With a warning like DO NOT order the Skip’s Scramble, how can you not take that as a challenge from Arrested Development?
You guys should’ve done Bill’s Drink in the rainbow snakeskin shorts. They would’ve helped it go down smoother.
First woman to write on WG and she gave us, “I shoved the eggs into my mouth as quickly as I could.” YAYAYAY! Proud : )
I’m so happy to see the KCF Shredder I could cry.
We didn’t do the Taco Town meal because it’s been done many times by other websites who I’m not about to give free publicity to. I’m sure it’s fantastic, though, and we’ll probably make it for fun.

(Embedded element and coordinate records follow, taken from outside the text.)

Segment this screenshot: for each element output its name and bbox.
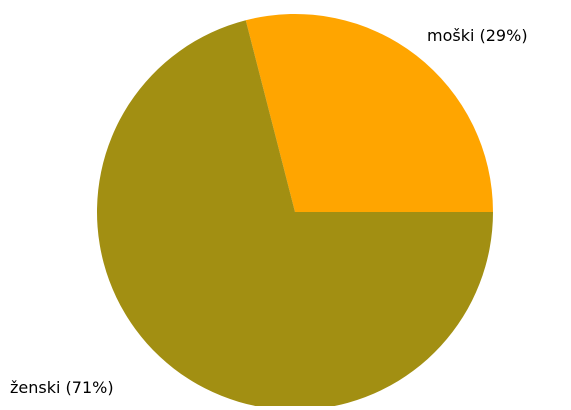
pie-slice-label: ženski (71%)	[10, 378, 114, 397]
pie-slices	[97, 14, 493, 410]
pie-slice	[245, 14, 493, 212]
pie-slice-label: moški (29%)	[427, 26, 528, 45]
pie-slice	[97, 20, 493, 410]
pie-labels: moški (29%) ženski (71%)	[10, 26, 528, 397]
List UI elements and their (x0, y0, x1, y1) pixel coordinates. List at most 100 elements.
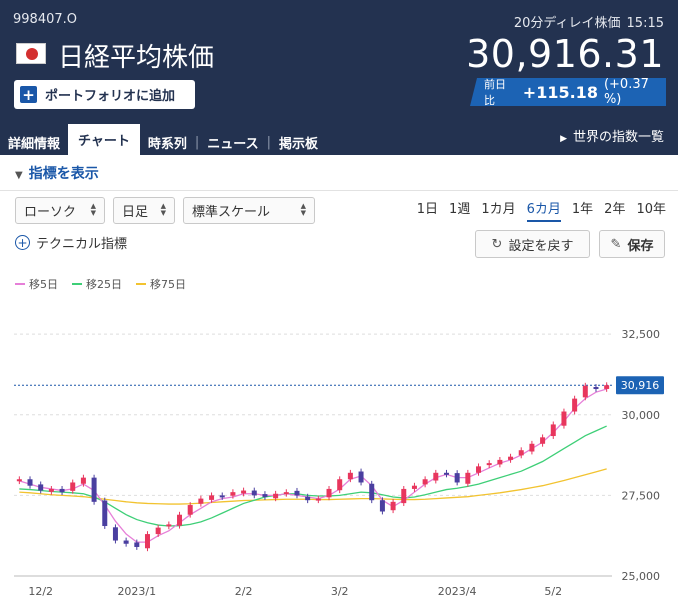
change-value: +115.18 (522, 82, 598, 102)
add-portfolio-button[interactable]: + ポートフォリオに追加 (14, 80, 195, 109)
delay-info: 20分ディレイ株価 15:15 (508, 12, 664, 31)
legend-ma5: 移5日 (15, 276, 58, 292)
candle-body (102, 500, 108, 527)
candle-body (582, 385, 588, 398)
period-1d[interactable]: 1日 (416, 202, 439, 217)
save-label: 保存 (627, 238, 654, 254)
candle-body (347, 472, 353, 480)
ma5-series-line (19, 388, 607, 543)
candle-body (358, 471, 364, 483)
candle-body (465, 472, 471, 484)
x-tick-label: 2023/1 (117, 585, 156, 598)
candle-body (518, 450, 524, 456)
candle-body (198, 498, 204, 504)
x-tick-label: 2023/4 (438, 585, 477, 598)
candle-body (155, 527, 161, 535)
play-arrow-icon: ▶ (560, 134, 567, 144)
legend-ma5-label: 移5日 (29, 278, 58, 291)
candle-body (326, 488, 332, 498)
candle-body (144, 534, 150, 549)
candle-body (540, 437, 546, 444)
world-indices-label: 世界の指数一覧 (572, 130, 664, 145)
save-button[interactable]: ✎ 保存 (599, 230, 665, 258)
ma75-series-line (19, 468, 607, 505)
x-tick-label: 5/2 (544, 585, 562, 598)
candle-body (369, 483, 375, 501)
candle-body (401, 488, 407, 504)
updown-icon: ▲ ▼ (90, 202, 96, 217)
candle-body (497, 459, 503, 465)
period-10y[interactable]: 10年 (636, 202, 666, 217)
chart-legend: 移5日 移25日 移75日 (15, 276, 186, 292)
candle-body (177, 514, 183, 526)
quote-header: 998407.O 日経平均株価 20分ディレイ株価 15:15 30,916.31… (0, 0, 678, 155)
world-indices-link[interactable]: ▶ 世界の指数一覧 (560, 126, 664, 145)
triangle-down-icon: ▼ (15, 170, 23, 181)
tab-chart[interactable]: チャート (68, 124, 140, 155)
current-price: 30,916.31 (466, 32, 664, 76)
delay-label: 20分ディレイ株価 (513, 16, 621, 31)
candle-body (443, 472, 449, 475)
legend-ma25: 移25日 (72, 276, 122, 292)
last-value-label: 30,916 (621, 379, 660, 392)
plus-icon: + (20, 86, 37, 104)
tab-timeseries[interactable]: 時系列 (147, 136, 187, 152)
chart-type-select[interactable]: ローソク ▲ ▼ (15, 197, 105, 224)
change-badge: 前日比 +115.18 (+0.37 %) (470, 78, 666, 106)
legend-ma75: 移75日 (136, 276, 186, 292)
x-tick-label: 2/2 (235, 585, 253, 598)
reset-label: 設定を戻す (508, 238, 574, 254)
divider (0, 190, 678, 191)
candle-body (422, 479, 428, 485)
candle-body (262, 494, 268, 497)
candle-body (27, 479, 33, 486)
scale-select[interactable]: 標準スケール ▲ ▼ (183, 197, 315, 224)
plus-circle-icon: + (15, 235, 30, 250)
x-tick-label: 3/2 (331, 585, 349, 598)
tab-board[interactable]: 掲示板 (279, 136, 319, 152)
tab-separator: | (194, 134, 200, 150)
y-tick-label: 30,000 (622, 409, 661, 422)
period-2y[interactable]: 2年 (604, 202, 626, 217)
show-indicators-label: 指標を表示 (28, 166, 99, 182)
candle-body (134, 542, 140, 547)
quote-time: 15:15 (626, 16, 664, 31)
candle-body (315, 498, 321, 501)
technical-indicators-link[interactable]: + テクニカル指標 (15, 233, 127, 252)
candle-body (230, 492, 236, 496)
tab-details[interactable]: 詳細情報 (8, 136, 61, 152)
index-name: 日経平均株価 (58, 43, 215, 73)
period-6m[interactable]: 6カ月 (526, 198, 561, 222)
candle-body (166, 524, 172, 527)
change-label: 前日比 (484, 78, 506, 107)
candle-body (550, 424, 556, 437)
candlestick-chart[interactable]: 32,500 30,000 27,500 25,000 12/2 2023/1 2/2 3/2… (0, 300, 678, 604)
show-indicators-toggle[interactable]: ▼ 指標を表示 (15, 163, 99, 183)
reset-settings-button[interactable]: ↻ 設定を戻す (475, 230, 590, 258)
candle-body (123, 540, 129, 544)
scale-value: 標準スケール (192, 205, 271, 220)
candle-body (209, 495, 215, 500)
x-tick-label: 12/2 (28, 585, 53, 598)
candle-body (572, 398, 578, 412)
tab-news[interactable]: ニュース (207, 136, 259, 152)
change-percent: (+0.37 %) (603, 77, 649, 107)
interval-value: 日足 (122, 205, 149, 220)
refresh-icon: ↻ (491, 236, 503, 252)
candle-body (16, 479, 22, 482)
candle-body (379, 500, 385, 512)
period-1m[interactable]: 1カ月 (481, 202, 516, 217)
y-tick-label: 32,500 (622, 328, 661, 341)
candle-body (112, 527, 118, 541)
candle-body (80, 477, 86, 484)
candle-body (273, 493, 279, 499)
ticker-code: 998407.O (13, 12, 77, 27)
candle-body (476, 466, 482, 473)
period-1y[interactable]: 1年 (571, 202, 594, 217)
chart-type-value: ローソク (24, 205, 77, 220)
candle-body (390, 501, 396, 511)
add-portfolio-label: ポートフォリオに追加 (45, 89, 176, 104)
interval-select[interactable]: 日足 ▲ ▼ (113, 197, 175, 224)
period-1w[interactable]: 1週 (449, 202, 471, 217)
updown-icon: ▲ ▼ (160, 202, 166, 217)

I declare, @Danger, you are being mighty forward. Do go on.
I have a challenge. The Luther Burger from The Boondocks.
[www.youtube.com]
If you’re doing drinks, please do a flaming Homer.
@TF88: It’s not a challenge; it’s a well-established Paula Deen recipe that’s also served at Mulligan’s in Decatur, GA:
[www.foodnetwork.com]
[www.webcitation.org]
From How I Met Your Mother Season 1 “Belly Full of Turkey” episode, the “thanks-tini”
Barney: It’s a thanks-tini, cranberry juice, potato vodka, and… a boullion cube.
@Matt: I did not know that. Then again, I don’t watch or read a lot of Paula Deen recipes. I humbly withdraw my challenge.
geeze-us how tall is the tall guy? or has matt been 5’2″ this entire time?
This is a load of rich creamery butter.
The guy in the plaid shirt was amazing in the Lord of the Rings trilogy.
@Jen If I known I was breaking Warming Glow’s female cherry, I would’ve been far, far, far more explicit.
Thanks guys, for subjecting yourselves to this. Good lord I love these. Informative, entertaining, and now, with a woman’s touch!*
*seriously though, it was just a touch.
If you do drinks, you probably have to try that booze smoothie from Happy Endings (the one Zach Knighton invented the week after he was abandoned at the altar).
You guys should come out with a cook book or pamplet of some sort.
I ate it as quickly as I could, but still felt slightly nauseated for some time afterwords.